David's Sling: The Rafael-Raytheon Mid-Tier Interceptor That Closes the Gap Between Iron Dome and Arrow

David's Sling is the mid-tier interceptor in Israel's layered air defense. Built by Rafael and Raytheon, operational since 2017, engages short-to-medium range ballistic missiles, rockets, and cruise missiles.
David's Sling is the mid-tier layer in Israel's integrated air defense architecture. It sits operationally between the short-range Iron Dome at the low end and the exo-atmospheric Arrow family at the high end. Built jointly by Rafael Advanced Defense Systems and Raytheon under a US-Israel co-development agreement, David's Sling has been operational with the Israeli Air Force since 2017 and engages short-to-medium-range ballistic missiles, large-caliber rockets, and cruise missiles in the 40-to-300-kilometer engagement envelope. It is the component of the Israeli air defense stack that engages the threats Iron Dome cannot reach and Arrow does not need to.
Where David's Sling sits in the architecture
Israel's layered air defense operates across four interceptor categories. Iron Dome engages short-range rockets and artillery up to roughly 70 kilometers. David's Sling engages medium-range threats from 40 to 300 kilometers. Arrow 2 engages ballistic missiles in the upper atmosphere. Arrow 3 engages ballistic threats exo-atmospherically, above the atmosphere. The new Iron Beam laser layer engages rockets and drones below Iron Dome's effective interception cost-per-engagement, adding a fifth distinct technology tier.
The David's Sling envelope is the band that captures the threats Iron Dome cannot reach — Scud-class ballistic missiles, large rocket systems including the Iranian Fateh and Zelzal families, the Hezbollah arsenal at the upper end of its rocket inventory, and cruise missiles across the standoff-precision category. The system became operational just as the Iranian-proxy missile threat in Lebanon and Syria reached the inventory levels that justify the engagement category.
The Stunner interceptor and the dual-pulse motor
The Stunner interceptor missile is the David's Sling munition. It is built as a hit-to-kill weapon — meaning it destroys the incoming threat by physical impact rather than by detonating a warhead at close range. The dual-pulse rocket motor allows the interceptor to maneuver aggressively in the terminal phase, which is necessary to defeat the maneuvering reentry vehicles increasingly common on modern medium-range ballistic missiles. The radar-and-electro-optical seeker provides terminal guidance across both ballistic and atmospheric targets.

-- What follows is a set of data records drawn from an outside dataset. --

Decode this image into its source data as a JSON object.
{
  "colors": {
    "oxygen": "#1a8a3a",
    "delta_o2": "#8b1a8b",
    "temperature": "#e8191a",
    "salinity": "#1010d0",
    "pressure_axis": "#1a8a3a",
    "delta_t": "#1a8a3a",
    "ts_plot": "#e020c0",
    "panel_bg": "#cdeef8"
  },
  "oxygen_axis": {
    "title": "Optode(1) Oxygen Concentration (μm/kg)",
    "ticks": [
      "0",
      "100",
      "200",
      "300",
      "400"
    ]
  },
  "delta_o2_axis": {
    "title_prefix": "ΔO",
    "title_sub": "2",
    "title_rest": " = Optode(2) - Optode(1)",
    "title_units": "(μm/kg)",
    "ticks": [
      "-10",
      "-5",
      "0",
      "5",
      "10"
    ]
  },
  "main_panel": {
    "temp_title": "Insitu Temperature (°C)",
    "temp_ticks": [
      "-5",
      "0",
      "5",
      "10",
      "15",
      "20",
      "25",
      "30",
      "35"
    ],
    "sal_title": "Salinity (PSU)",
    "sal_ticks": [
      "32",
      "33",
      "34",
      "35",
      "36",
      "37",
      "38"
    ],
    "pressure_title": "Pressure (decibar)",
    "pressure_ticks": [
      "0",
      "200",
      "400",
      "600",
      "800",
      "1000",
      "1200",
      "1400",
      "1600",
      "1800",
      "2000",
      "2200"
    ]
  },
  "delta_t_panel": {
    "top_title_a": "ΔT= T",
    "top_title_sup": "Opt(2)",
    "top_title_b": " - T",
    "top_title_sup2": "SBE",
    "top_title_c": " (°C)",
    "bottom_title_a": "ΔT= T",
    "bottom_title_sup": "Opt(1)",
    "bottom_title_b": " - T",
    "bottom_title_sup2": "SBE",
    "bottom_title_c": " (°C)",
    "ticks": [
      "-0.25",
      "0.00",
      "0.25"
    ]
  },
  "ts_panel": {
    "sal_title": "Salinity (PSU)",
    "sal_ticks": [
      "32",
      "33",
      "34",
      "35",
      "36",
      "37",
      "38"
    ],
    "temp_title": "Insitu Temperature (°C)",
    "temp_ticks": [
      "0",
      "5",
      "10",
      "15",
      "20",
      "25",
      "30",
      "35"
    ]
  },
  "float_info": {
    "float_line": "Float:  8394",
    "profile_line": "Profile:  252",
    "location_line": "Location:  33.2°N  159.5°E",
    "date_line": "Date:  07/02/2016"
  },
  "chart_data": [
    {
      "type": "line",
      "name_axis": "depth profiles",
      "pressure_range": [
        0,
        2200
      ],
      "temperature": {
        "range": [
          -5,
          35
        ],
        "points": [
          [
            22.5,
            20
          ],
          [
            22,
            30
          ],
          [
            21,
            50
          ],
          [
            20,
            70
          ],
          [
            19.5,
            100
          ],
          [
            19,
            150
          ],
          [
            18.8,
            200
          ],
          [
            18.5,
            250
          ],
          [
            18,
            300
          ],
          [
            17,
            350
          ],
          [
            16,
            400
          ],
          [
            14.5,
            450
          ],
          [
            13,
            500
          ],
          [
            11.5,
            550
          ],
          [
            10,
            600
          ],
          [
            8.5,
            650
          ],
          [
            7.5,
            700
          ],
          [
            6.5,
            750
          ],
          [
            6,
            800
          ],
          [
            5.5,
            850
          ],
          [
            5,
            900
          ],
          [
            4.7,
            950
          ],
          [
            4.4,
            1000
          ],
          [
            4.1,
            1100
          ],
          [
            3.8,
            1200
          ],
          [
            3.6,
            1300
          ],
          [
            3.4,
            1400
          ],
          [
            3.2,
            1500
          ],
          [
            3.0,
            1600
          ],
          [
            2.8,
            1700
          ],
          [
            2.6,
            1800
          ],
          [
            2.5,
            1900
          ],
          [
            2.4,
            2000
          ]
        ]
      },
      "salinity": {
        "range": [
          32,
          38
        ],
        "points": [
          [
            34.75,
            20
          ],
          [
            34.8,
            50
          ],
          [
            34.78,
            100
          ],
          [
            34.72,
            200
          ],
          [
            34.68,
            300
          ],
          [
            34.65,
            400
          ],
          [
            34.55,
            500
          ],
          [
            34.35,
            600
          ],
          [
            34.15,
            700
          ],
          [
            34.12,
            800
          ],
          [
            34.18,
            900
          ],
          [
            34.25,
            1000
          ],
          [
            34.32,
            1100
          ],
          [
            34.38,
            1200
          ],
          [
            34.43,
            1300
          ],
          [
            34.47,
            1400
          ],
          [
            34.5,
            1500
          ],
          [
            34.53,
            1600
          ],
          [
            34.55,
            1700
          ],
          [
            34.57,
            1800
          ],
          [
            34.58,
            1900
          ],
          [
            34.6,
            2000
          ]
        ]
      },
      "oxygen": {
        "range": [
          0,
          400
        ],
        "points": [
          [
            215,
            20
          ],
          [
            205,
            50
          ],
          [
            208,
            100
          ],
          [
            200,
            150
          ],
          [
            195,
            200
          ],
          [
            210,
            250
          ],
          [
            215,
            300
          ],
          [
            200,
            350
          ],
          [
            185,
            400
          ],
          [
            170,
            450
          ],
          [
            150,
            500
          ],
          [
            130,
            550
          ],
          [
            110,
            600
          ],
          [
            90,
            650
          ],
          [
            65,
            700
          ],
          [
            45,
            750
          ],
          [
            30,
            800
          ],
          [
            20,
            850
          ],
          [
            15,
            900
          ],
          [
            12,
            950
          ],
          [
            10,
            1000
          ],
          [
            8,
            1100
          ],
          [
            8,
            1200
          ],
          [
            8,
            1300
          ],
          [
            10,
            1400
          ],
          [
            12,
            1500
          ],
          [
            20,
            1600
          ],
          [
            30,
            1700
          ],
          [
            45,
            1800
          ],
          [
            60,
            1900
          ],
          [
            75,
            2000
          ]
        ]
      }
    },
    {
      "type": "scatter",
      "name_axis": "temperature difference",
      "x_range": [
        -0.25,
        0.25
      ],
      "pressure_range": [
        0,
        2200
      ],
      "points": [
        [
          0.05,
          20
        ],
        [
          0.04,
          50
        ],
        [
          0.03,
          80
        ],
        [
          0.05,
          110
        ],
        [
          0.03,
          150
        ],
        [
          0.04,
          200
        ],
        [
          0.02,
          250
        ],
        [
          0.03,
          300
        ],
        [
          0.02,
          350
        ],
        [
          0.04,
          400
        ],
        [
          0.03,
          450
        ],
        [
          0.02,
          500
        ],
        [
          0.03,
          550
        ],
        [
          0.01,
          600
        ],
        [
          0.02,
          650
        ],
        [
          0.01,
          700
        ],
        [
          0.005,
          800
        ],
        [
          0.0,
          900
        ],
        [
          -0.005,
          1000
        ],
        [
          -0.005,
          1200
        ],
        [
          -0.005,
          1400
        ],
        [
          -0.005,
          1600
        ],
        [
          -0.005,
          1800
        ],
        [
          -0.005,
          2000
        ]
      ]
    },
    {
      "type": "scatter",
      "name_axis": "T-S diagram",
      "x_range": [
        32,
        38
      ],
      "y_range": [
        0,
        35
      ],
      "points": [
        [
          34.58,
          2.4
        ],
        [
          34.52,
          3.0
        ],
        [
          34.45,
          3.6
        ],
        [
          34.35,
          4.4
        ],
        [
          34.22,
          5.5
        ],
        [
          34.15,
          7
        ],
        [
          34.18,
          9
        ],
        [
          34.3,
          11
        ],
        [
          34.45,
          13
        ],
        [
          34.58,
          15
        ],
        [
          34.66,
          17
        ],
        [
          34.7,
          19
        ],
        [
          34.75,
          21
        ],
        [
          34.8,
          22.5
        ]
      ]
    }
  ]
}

The Stunner economics are favorable relative to comparison categories. Raytheon SM-3 Block IIA interceptors cost roughly $30 million per round. Stunner is reported in the $1-2 million range per round. The cost differential matters when the threat is sustained — a Lebanese rocket-and-missile inventory of tens of thousands of weapons cannot be defeated economically with $30 million interceptors. The David's Sling cost structure is one reason it has expanded across the IAF mission set since 2017.
The combat record
David's Sling was first reported in combat use in 2018, engaging Syrian-launched rockets that crossed into Israeli airspace. Operational engagements have continued through the post-October 7 conflict. The IDF has reported David's Sling engagements against multiple threat categories from Lebanese Hezbollah and Iranian-launched ballistic missiles during the April 2024 and October 2024 Iranian attacks. The combat record validates the operational envelope the system was designed for.
The US co-development structure
David's Sling is co-funded and co-developed under the US-Israel missile defense cooperation framework. Raytheon participates in the development and is the US prime for the program. US Missile Defense Agency funding flows through the program. US-Israel joint development of the Stunner technology has, in turn, fed into the broader Raytheon missile-defense interceptor portfolio. The architecture is closer to a true joint development program than a simple aid-funded weapon.
The takeaway
David's Sling is the mid-tier closer of the Israeli air defense stack. Iron Dome covers the cheap short-range threats. Arrow covers the exo-atmospheric ballistic threats. David's Sling closes the gap between them. The Stunner interceptor's combination of hit-to-kill engagement, maneuverable terminal phase, and favorable cost structure has been validated across multiple combat engagements since 2017. The US-Israel co-development structure is one of the most operationally productive joint programs in the broader US-Israel defense relationship.